33. In Appeal No. 444 of 1961 a special question has been asked as to the meaning of the expression 'permanent structure' as used in Section 108 of the Transfer of Property Act. What happened was that in that case the tenant built a kitchen on the roof with brickwork walls and a C. I, roof. This question cannot be specifically answered because the question as to what amounts to a permanent structure, depends onthe facts of each case. The answer depends on the nature of the structure, the intention of the parties and the surrounding circumstances. Usually, a structure which is intended to be permanent is built substantially. On the other hand, it is possible to envisage a substantial structure intended to be used only temporarily. The intention of the parties is the most important test, but this can only be derived from an investigation of the surrounding circumstances. For these reasons, it is obvious that a satisfactory answer cannot be given which will be applicable to the facts of every case. In other words, there is no universal formulae that can be applied to all cases and under all circumstances. I agree with the answer given by my Lord the Chief Justice to question No. 1.

P.N. Mookerjee, J.

34. The common point, involved in these two references, raises the question of interpretatation of Section 13 (6) of the West Bengal Premises Tenancy Act, 1956, so far as it relates to the nature and contents of the notice, contemplated therein. The additional point in the Reference in the first case (F. A. No. 444 of 1961) seeks, in essence, elucidation or enunciation of the tests, if any, of a permanent structure within the meaning of Section 108(p) of the Transfer of Property Act. Both the questions have been framed in several parts but, while, to the first, and to each of its parts, some definite answer or answers may be given, to the second, it seems, no such answer is possible -- not even to any of its several parts -- and we have to be satisfied with certain general observations, bearing on the approach to the particular problem. In the circumstances, this last question will not require much discussion and may be taken up first and disposed of shortly. That question has been framed as follows:

'What is a permanent structure for purposes of Clause (p) of Section 108 of the Transfer of Property Act? What, if any, are the tests for holding whether a particular structure falls within the mischief of the above clause? Whether a room with 'three inches thick brick built walls and a corrugated iron sheet roof' is a permanent structure within the meaning of the aforesaid statutory provision?'

35. Now, whether a structure is permanent or not within the meaning of Section 108(p) of the Transfer of Property Act depends on various factors, which cannot be catalogued in detail or exhaustively enumerated. It is a mixed question of law and fact, which depends, for its answer on the facts of the particular case before the Court. The same structure may be well held to be permanent in one case and non-permanent in another. Indeed, no hard and fast rule can be laid down in the matter, although certain broad tests may be formulated, which may conveniently guide the determination and facilitate the correct approach. Relevant from this point of view would be inter alia the nature of the structure or construction in question and the intention, with which it is made, and, almost in every case, they would be of primary and prime importance, thesitus, the mode of annexation and the surrounding circumstances being all appropriate matters f for consideration on the above two basic and usually determinant elements. Beyond this, I am not inclined to go at present on the above point under reference.

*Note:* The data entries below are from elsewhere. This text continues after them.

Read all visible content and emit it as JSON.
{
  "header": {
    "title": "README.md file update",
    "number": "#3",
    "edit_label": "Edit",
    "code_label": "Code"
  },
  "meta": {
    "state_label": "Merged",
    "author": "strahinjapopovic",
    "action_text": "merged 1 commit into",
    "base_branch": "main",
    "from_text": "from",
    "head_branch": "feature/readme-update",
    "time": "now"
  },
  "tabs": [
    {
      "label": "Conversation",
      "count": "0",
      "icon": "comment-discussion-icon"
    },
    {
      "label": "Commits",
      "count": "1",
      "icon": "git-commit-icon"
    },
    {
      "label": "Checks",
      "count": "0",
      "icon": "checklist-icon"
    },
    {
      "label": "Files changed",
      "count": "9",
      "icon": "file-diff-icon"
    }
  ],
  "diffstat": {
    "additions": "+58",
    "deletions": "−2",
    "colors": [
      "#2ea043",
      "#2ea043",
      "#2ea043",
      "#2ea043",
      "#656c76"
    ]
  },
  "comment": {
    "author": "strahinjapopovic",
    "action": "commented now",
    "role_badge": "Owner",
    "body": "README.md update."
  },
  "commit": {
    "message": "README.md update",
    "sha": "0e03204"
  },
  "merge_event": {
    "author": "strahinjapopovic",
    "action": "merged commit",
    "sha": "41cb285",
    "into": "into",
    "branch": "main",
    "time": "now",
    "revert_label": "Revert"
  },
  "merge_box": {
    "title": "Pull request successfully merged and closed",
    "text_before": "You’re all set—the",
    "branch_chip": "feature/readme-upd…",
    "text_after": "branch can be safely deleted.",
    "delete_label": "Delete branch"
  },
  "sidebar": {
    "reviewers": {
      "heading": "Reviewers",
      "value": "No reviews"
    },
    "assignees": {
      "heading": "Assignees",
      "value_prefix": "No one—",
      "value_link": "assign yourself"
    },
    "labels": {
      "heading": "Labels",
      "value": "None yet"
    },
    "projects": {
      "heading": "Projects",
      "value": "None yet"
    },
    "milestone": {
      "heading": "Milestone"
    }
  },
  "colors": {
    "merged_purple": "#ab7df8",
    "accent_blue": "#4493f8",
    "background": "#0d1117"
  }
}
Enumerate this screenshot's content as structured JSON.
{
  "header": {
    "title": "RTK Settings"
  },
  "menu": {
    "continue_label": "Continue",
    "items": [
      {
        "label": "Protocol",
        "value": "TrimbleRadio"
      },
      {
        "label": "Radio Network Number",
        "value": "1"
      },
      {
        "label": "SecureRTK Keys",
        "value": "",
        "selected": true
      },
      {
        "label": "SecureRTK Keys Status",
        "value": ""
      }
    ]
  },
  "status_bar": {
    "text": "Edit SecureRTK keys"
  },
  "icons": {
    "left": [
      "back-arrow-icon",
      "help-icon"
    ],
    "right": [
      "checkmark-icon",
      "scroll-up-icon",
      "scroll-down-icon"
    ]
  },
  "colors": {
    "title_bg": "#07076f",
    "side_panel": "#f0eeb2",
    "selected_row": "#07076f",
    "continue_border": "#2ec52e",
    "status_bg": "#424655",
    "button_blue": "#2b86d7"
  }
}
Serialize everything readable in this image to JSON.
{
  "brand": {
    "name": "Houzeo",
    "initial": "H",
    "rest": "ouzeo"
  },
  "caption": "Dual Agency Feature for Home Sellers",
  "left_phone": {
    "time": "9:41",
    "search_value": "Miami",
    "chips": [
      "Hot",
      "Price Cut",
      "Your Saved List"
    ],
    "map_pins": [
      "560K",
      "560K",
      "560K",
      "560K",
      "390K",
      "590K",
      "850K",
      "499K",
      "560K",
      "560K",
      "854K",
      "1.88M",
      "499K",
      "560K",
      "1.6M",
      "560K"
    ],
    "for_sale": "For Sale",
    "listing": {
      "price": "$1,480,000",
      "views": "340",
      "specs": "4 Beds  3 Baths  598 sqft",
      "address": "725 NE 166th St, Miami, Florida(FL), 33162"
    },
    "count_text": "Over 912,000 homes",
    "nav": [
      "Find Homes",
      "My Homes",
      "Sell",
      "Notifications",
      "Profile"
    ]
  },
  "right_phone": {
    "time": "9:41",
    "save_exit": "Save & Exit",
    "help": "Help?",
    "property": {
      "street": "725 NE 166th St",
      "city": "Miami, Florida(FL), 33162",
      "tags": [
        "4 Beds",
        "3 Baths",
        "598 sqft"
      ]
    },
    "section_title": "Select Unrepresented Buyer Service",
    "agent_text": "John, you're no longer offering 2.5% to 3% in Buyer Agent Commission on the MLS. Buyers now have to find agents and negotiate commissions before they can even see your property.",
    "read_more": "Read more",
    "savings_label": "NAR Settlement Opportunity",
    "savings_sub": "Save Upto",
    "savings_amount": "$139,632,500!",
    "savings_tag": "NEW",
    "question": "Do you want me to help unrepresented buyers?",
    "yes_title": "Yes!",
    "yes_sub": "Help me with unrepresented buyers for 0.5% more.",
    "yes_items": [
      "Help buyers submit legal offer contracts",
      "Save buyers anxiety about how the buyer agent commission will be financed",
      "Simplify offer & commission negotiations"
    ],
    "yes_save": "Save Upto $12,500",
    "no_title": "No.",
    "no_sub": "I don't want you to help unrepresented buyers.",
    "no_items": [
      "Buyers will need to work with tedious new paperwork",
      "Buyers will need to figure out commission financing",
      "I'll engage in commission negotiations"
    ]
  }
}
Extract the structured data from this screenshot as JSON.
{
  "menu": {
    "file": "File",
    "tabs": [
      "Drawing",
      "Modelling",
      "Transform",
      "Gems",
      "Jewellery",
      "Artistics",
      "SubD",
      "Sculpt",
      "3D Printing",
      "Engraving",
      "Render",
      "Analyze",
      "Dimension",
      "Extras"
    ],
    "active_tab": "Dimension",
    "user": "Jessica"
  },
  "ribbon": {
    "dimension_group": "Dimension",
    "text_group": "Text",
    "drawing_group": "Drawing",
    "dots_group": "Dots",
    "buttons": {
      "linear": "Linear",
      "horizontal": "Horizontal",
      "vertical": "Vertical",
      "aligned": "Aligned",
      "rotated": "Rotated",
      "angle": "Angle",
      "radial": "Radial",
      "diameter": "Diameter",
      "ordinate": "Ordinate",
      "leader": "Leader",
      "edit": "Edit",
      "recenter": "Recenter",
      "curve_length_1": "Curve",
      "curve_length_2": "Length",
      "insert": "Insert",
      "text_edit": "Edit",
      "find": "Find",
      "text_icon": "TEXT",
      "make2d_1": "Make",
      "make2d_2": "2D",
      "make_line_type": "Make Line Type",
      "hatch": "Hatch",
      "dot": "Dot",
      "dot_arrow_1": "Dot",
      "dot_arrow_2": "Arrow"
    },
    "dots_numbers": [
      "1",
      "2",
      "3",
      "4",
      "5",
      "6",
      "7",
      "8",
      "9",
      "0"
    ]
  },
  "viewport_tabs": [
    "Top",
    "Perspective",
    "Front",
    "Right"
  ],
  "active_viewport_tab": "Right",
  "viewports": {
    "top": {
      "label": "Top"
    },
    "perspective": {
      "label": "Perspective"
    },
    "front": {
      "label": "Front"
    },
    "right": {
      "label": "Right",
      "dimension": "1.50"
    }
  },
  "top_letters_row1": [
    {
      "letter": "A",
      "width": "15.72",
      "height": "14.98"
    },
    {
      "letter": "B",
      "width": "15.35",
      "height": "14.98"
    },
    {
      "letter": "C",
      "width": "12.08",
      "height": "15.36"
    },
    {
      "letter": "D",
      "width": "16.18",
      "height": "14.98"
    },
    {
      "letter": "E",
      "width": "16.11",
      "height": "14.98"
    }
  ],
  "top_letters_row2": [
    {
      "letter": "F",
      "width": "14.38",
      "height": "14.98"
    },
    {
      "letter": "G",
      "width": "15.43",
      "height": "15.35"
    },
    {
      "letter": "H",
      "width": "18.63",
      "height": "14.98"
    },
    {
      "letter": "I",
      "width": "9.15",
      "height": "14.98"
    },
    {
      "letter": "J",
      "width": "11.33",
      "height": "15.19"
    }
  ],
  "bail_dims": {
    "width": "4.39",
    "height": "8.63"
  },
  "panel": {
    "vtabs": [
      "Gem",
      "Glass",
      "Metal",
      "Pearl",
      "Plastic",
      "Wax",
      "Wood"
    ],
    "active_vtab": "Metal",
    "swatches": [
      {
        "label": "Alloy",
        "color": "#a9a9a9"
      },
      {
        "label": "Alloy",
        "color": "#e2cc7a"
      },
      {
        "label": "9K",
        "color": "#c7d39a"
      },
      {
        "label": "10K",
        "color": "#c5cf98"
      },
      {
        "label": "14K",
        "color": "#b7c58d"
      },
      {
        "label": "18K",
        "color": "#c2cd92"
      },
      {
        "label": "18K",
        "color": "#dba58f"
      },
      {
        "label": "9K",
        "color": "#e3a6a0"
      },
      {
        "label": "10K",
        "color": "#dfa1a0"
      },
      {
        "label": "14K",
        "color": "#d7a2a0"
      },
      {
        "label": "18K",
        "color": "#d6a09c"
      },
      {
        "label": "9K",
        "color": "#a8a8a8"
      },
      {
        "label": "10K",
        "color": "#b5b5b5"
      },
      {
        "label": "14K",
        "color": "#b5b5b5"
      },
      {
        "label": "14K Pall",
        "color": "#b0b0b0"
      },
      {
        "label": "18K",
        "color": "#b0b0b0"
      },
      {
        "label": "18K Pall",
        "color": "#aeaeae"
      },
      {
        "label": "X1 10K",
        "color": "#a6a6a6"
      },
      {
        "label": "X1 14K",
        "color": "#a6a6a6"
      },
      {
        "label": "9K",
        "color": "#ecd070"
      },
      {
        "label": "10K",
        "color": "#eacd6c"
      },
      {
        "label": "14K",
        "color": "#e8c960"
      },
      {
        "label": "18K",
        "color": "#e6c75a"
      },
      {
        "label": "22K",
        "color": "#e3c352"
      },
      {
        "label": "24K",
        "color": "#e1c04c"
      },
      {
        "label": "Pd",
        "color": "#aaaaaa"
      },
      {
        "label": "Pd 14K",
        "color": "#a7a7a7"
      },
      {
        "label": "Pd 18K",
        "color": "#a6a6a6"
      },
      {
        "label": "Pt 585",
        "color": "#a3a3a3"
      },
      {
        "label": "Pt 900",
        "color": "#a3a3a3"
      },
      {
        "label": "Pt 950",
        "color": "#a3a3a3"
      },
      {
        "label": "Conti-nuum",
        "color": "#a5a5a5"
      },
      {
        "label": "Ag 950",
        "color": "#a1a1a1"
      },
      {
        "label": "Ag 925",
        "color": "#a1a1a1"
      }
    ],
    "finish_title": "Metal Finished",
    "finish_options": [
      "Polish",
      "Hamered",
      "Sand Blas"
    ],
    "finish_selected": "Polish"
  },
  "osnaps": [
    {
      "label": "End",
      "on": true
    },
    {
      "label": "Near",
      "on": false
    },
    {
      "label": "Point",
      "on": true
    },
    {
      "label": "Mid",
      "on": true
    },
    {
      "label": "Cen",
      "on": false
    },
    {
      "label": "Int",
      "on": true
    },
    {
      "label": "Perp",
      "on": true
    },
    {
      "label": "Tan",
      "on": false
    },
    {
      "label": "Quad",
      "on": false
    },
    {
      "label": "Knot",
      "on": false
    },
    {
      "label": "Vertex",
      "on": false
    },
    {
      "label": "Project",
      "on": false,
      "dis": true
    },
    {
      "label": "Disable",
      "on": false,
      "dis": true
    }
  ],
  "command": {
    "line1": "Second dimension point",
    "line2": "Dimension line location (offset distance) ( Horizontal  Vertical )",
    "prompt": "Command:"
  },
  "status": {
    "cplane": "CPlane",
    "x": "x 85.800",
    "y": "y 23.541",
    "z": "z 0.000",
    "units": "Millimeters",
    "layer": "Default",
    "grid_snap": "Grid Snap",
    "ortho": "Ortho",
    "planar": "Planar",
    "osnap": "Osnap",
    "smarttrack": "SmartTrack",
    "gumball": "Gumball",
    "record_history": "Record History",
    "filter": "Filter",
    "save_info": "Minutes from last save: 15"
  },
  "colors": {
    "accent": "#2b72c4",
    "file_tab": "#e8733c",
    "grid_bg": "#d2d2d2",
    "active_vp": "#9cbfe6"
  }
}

36. On Section 13 (6) of the West Bengal Premises Tenancy Act, 1956, the point under reference has been formulated as follows:

'What notice is contemplated under Section 13 (6) of the West Bengal Premises Tenancy Act, 1956? Is it a notice to quit or a notice of suit, or a combined notice to answer both the above purposes? Is it a notice, required in addition to a notice under Section 106 of the Transfer of Property Act or a notice in lieu of it? What, if any, are its necessary elements or contents? Is it necessary to mention in it the ground or grounds of ejectment under the aforesaid Act, on which the suit is to be brought? Or, in other words, need it be a notice of such grounds?'

37. To the several parts of the above question, my respective answers are as follows:

38. That the notice under Section 13 (6) of the West Bengal Premises Tenancy Act, 1956, is a notice of suit and not a notice to quit or a combined notice, answering both the above descriptions or purposes.

39. That it is a notice required in addition to and not in lieu of the notice under Section 106 of the Transfer of Property Act, where this latter notice is otherwise necessary. The two notices, however, may be combined in one and the same document and may expire or may be made to expire simultaneously.

40. That it must express the intention to file the suit or proceeding, mentioned in the section, that is, a suit or proceeding for ejectment on a ground or grounds, as mentioned in the section, and, necessarily, therefore, must mention the said ground or grounds so as to be a notice thereof, that is, of the ground or grounds too, on which the intended suit or proceeding is proposes to be brought. In other words, expression of the above intention and mention of the above ground or grounds would be necessary, -- and sufficient also, -- to validate the said notice and would constitute its essential requisites or contents.

41. My reasons for the above view, I shall presently indicate.

42. To start with, I quote the section. It runs as follows:

'Notwithstanding anything in any other law for the time being in force, no suit or proceeding for the recovery of possession of any premises on any of the grounds mentioned in Sub-section (1) except the grounds mentioned in Clauses (j) and (k) of that sub-section shall be filed by the landlord unless he was given to the tenant one month's notice expiring with a month of the tenancy.'

43. It has thus three parts. The first is the non obstante clause 'notwithstanding anything in any other law for the time being in force', which gives to the section an overriding effect. Its operationcannot be whittled down or affected or restricted or limited by any other law for the time being in force and it will have effect notwithstanding any such law to the contrary. Its second part prohibits and injuncts the filing of 'a suit or proceeding by the landlord for recovery of possession of any premises on any of the grounds mentioned in Sub-section (1) (of Section 13) except the grounds mentioned in Clauses (j) and (k) thereof' unless -- and there comes its third part -- 'he (the landlord) has given to the tenant one month's notice, expiring with a month of the tenancy.' This third part thus postulates and prescribes in itself an essential condition, which has to be complied with, before the suit or proceeding, mentioned in the second part, can be filed. The point is what does this condition imply and what is its true import and requirement.

44. That it requires and contemplates the giving of a notice by the landlord to the tenant is clear. That, again, the said notice must be 'one month's notice expiring with a month of the tenancy' is also explicit in its wording and plain on the face of it. The controversy however, is as to the nature of the notice and as to its contents.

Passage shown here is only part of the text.